Christine Born Johnson
Marketing Specialist

In the consumer marketing department at Bell Atlantic in Boston, Ms. Johnson helps to bridge the gap between the technical world of engineering and the company’s consumers. Her background in engineering is an important part of her career. Every day brings something different: training new employees, attending meetings with engineers, solving problems with customers, traveling or telecommuting from home.

“My major motivation…was a desire to learn new things,” said Johnson. Computers are critical in her career, and she has had to keep on top of new technology. “Learning does not end with the completion of formal education.”

At Bell Atlantic, Johnson feels that she learns something new everyday. “That is an empowering feeling. I get to work with technology, but I also get to translate that technology into solutions.” She earned a B.S. Civil Engineering in 1982 and M.B.A. from Worcester Polytech in 1989. She is originally from Westbrook, Maine.

Kendra Crocker
Process Engineer

“Seeing all the automation we have, and all that it can do, is fascinating and fun to watch.” Crocker works in National Semiconductor’s state-of-the-art facility in South Portland.

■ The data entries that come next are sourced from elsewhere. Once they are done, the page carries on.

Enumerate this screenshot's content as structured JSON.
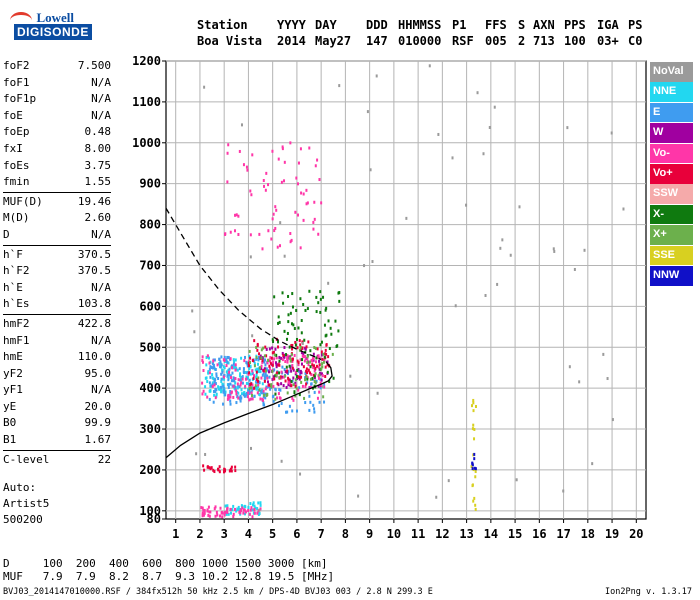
{
  "logo": {
    "line1": "Lowell",
    "line2": "DIGISONDE"
  },
  "header": {
    "row1": [
      "Station",
      "YYYY",
      "DAY",
      "DDD",
      "HHMMSS",
      "P1",
      "FFS",
      "S",
      "AXN",
      "PPS",
      "IGA",
      "PS"
    ],
    "row2": [
      "Boa Vista",
      "2014",
      "May27",
      "147",
      "010000",
      "RSF",
      "005",
      "2",
      "713",
      "100",
      "03+",
      "C0"
    ]
  },
  "params": [
    [
      {
        "k": "foF2",
        "v": "7.500"
      },
      {
        "k": "foF1",
        "v": "N/A"
      },
      {
        "k": "foF1p",
        "v": "N/A"
      },
      {
        "k": "foE",
        "v": "N/A"
      },
      {
        "k": "foEp",
        "v": "0.48"
      },
      {
        "k": "fxI",
        "v": "8.00"
      },
      {
        "k": "foEs",
        "v": "3.75"
      },
      {
        "k": "fmin",
        "v": "1.55"
      }
    ],
    [
      {
        "k": "MUF(D)",
        "v": "19.46"
      },
      {
        "k": "M(D)",
        "v": "2.60"
      },
      {
        "k": "D",
        "v": "N/A"
      }
    ],
    [
      {
        "k": "h`F",
        "v": "370.5"
      },
      {
        "k": "h`F2",
        "v": "370.5"
      },
      {
        "k": "h`E",
        "v": "N/A"
      },
      {
        "k": "h`Es",
        "v": "103.8"
      }
    ],
    [
      {
        "k": "hmF2",
        "v": "422.8"
      },
      {
        "k": "hmF1",
        "v": "N/A"
      },
      {
        "k": "hmE",
        "v": "110.0"
      },
      {
        "k": "yF2",
        "v": "95.0"
      },
      {
        "k": "yF1",
        "v": "N/A"
      },
      {
        "k": "yE",
        "v": "20.0"
      },
      {
        "k": "B0",
        "v": "99.9"
      },
      {
        "k": "B1",
        "v": "1.67"
      }
    ],
    [
      {
        "k": "C-level",
        "v": "22"
      }
    ]
  ],
  "auto": {
    "line1": "Auto:",
    "line2": "Artist5",
    "line3": "500200"
  },
  "dmuf": {
    "d_label": "D",
    "d_values": [
      "100",
      "200",
      "400",
      "600",
      "800",
      "1000",
      "1500",
      "3000"
    ],
    "d_unit": "[km]",
    "muf_label": "MUF",
    "muf_values": [
      "7.9",
      "7.9",
      "8.2",
      "8.7",
      "9.3",
      "10.2",
      "12.8",
      "19.5"
    ],
    "muf_unit": "[MHz]"
  },
  "footer": "BVJ03_2014147010000.RSF / 384fx512h 50 kHz 2.5 km / DPS-4D BVJ03 003 / 2.8 N 299.3 E",
  "version": "Ion2Png v. 1.3.17",
  "legend": [
    {
      "label": "NoVal",
      "color": "#9a9a9a"
    },
    {
      "label": "NNE",
      "color": "#22d7f0"
    },
    {
      "label": "E",
      "color": "#3f9cf0"
    },
    {
      "label": "W",
      "color": "#a000a0"
    },
    {
      "label": "Vo-",
      "color": "#ff36a8"
    },
    {
      "label": "Vo+",
      "color": "#e8003a"
    },
    {
      "label": "SSW",
      "color": "#f5aaaa"
    },
    {
      "label": "X-",
      "color": "#0f7a0f"
    },
    {
      "label": "X+",
      "color": "#6cb04c"
    },
    {
      "label": "SSE",
      "color": "#d8d020"
    },
    {
      "label": "NNW",
      "color": "#1010c8"
    }
  ],
  "chart_data": {
    "type": "scatter",
    "title": "",
    "xlabel": "",
    "ylabel": "",
    "xlim": [
      0.6,
      20.4
    ],
    "ylim": [
      80,
      1200
    ],
    "xticks": [
      1,
      2,
      3,
      4,
      5,
      6,
      7,
      8,
      9,
      10,
      11,
      12,
      13,
      14,
      15,
      16,
      17,
      18,
      19,
      20
    ],
    "yticks": [
      80,
      100,
      200,
      300,
      400,
      500,
      600,
      700,
      800,
      900,
      1000,
      1100,
      1200
    ],
    "grid": true,
    "legend_position": "right",
    "series": [
      {
        "name": "NNE",
        "color": "#22d7f0",
        "clusters": [
          {
            "x": [
              2.2,
              4.6
            ],
            "y": [
              380,
              480
            ],
            "n": 140
          },
          {
            "x": [
              3.0,
              4.6
            ],
            "y": [
              90,
              120
            ],
            "n": 40
          }
        ]
      },
      {
        "name": "E",
        "color": "#3f9cf0",
        "clusters": [
          {
            "x": [
              2.4,
              4.8
            ],
            "y": [
              360,
              480
            ],
            "n": 160
          },
          {
            "x": [
              4.5,
              7.2
            ],
            "y": [
              340,
              460
            ],
            "n": 60
          }
        ]
      },
      {
        "name": "W",
        "color": "#a000a0",
        "clusters": [
          {
            "x": [
              4.5,
              7.3
            ],
            "y": [
              400,
              500
            ],
            "n": 80
          }
        ]
      },
      {
        "name": "Vo-",
        "color": "#ff36a8",
        "clusters": [
          {
            "x": [
              2.0,
              7.2
            ],
            "y": [
              370,
              480
            ],
            "n": 150
          },
          {
            "x": [
              2.0,
              4.5
            ],
            "y": [
              85,
              110
            ],
            "n": 60
          },
          {
            "x": [
              3.0,
              7.0
            ],
            "y": [
              740,
              1000
            ],
            "n": 70
          }
        ]
      },
      {
        "name": "Vo+",
        "color": "#e8003a",
        "clusters": [
          {
            "x": [
              4.0,
              7.4
            ],
            "y": [
              400,
              520
            ],
            "n": 100
          },
          {
            "x": [
              2.0,
              3.5
            ],
            "y": [
              195,
              210
            ],
            "n": 25
          }
        ]
      },
      {
        "name": "X-",
        "color": "#0f7a0f",
        "clusters": [
          {
            "x": [
              5.0,
              7.8
            ],
            "y": [
              380,
              640
            ],
            "n": 90
          }
        ]
      },
      {
        "name": "X+",
        "color": "#6cb04c",
        "clusters": [
          {
            "x": [
              4.0,
              7.6
            ],
            "y": [
              370,
              500
            ],
            "n": 60
          }
        ]
      },
      {
        "name": "SSE",
        "color": "#d8d020",
        "clusters": [
          {
            "x": [
              13.2,
              13.4
            ],
            "y": [
              80,
              400
            ],
            "n": 20
          }
        ]
      },
      {
        "name": "NNW",
        "color": "#1010c8",
        "clusters": [
          {
            "x": [
              13.2,
              13.4
            ],
            "y": [
              200,
              240
            ],
            "n": 8
          }
        ]
      },
      {
        "name": "NoVal",
        "color": "#9a9a9a",
        "clusters": [
          {
            "x": [
              1.0,
              20.0
            ],
            "y": [
              80,
              1200
            ],
            "n": 60
          }
        ]
      }
    ],
    "profile_solid": {
      "x": [
        0.6,
        1.2,
        2.0,
        3.0,
        4.0,
        5.0,
        5.8,
        6.5,
        7.0,
        7.3,
        7.45,
        7.4,
        7.2
      ],
      "y": [
        230,
        260,
        290,
        315,
        338,
        360,
        380,
        398,
        410,
        418,
        430,
        450,
        465
      ]
    },
    "profile_dashed": {
      "x": [
        0.6,
        1.2,
        2.0,
        2.8,
        3.6,
        4.5,
        5.3,
        6.0,
        6.6,
        7.0
      ],
      "y": [
        840,
        780,
        700,
        640,
        590,
        545,
        515,
        495,
        480,
        470
      ]
    }
  }
}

The presentation skills and leadership capabilities Crocker developed while at MAINE are critical in her job as a process engineer. She oversees part of the manufacturing process and is responsible for keeping it running smoothly. She works with operators and technicians on a daily basis as the first line of defense for fixing problems. Organizational skills and an understanding of computers are also important. “Computers are everywhere here, they are used for normal applications like data analysis and email, but they also store all of the data that we generate.”

Crocker graduated from UMaine with a B.S. in Chemical Engineering in 1998. She grew up in Lee, Maine.

Lisa Downs
Environmental Scientist

“The most important thing I learned at UMaine was problem solving skills,” said Downs, a research assistant at the Water Research Institute at the University of Maine. She uses her environmental engineering background in her work investigating contaminants such as dioxin and mercury in Maine’s fish population. Her responsibilities include preparing the samples, analyzing them with complex equipment, analyzing and interpreting the data she records and report preparation.

At the WRI, there are equal numbers of men and women and all make important contributions to the research projects the Institute is working on. “Women have important contributions to make in all fields, and engineering is one of the few areas that is still male dominated.” Downs received her B.S. and M.S. in civil engineering from the University of Maine in 1993 and 1996, respectively. She grew up in Maine and now lives in Orono.

Cassie Magoon
Construction Manager

Cassie is forging ground as a female in a construction field. Of her career choice, she says “It challenges me, and forces me to look at things in a different way. I truly feel that it makes me do my best.” Since real world experience is very important in construction, she had several co-op jobs. They helped her land a great job as a Field Engineer at J.A. Jones in Charlotte, North Carolina. “I’m really excited about all of the challenges and opportunities that [my career will] bring me in the future.

She earned a B.S. in Construction Management Technology with a minor in business in May 1999. Cassie is originally from Harmony, Maine.

Jessica Reynolds
Manufacturing Engineer

“Go Big or Stay Home” is Jessica’s motto for success and she will certainly be doing that as a manufacturing engineer. Shortly after graduation, she began designing airplane engines for Pratt & Whitney in Hartford, Connecticut. She’s always asking “How does that work?…Why does they work?…If I change this, what will happen?” These questions are a routine part of engineering and essential for success.

“My most important professional experiences so far have come from working on co-operative education jobs.” Jessica strongly believes that having co-op experiences on her resume was the key to getting a great job. Originally from Winslow, Maine, she earned a B.S. in Mechanical Engineering in May 1999.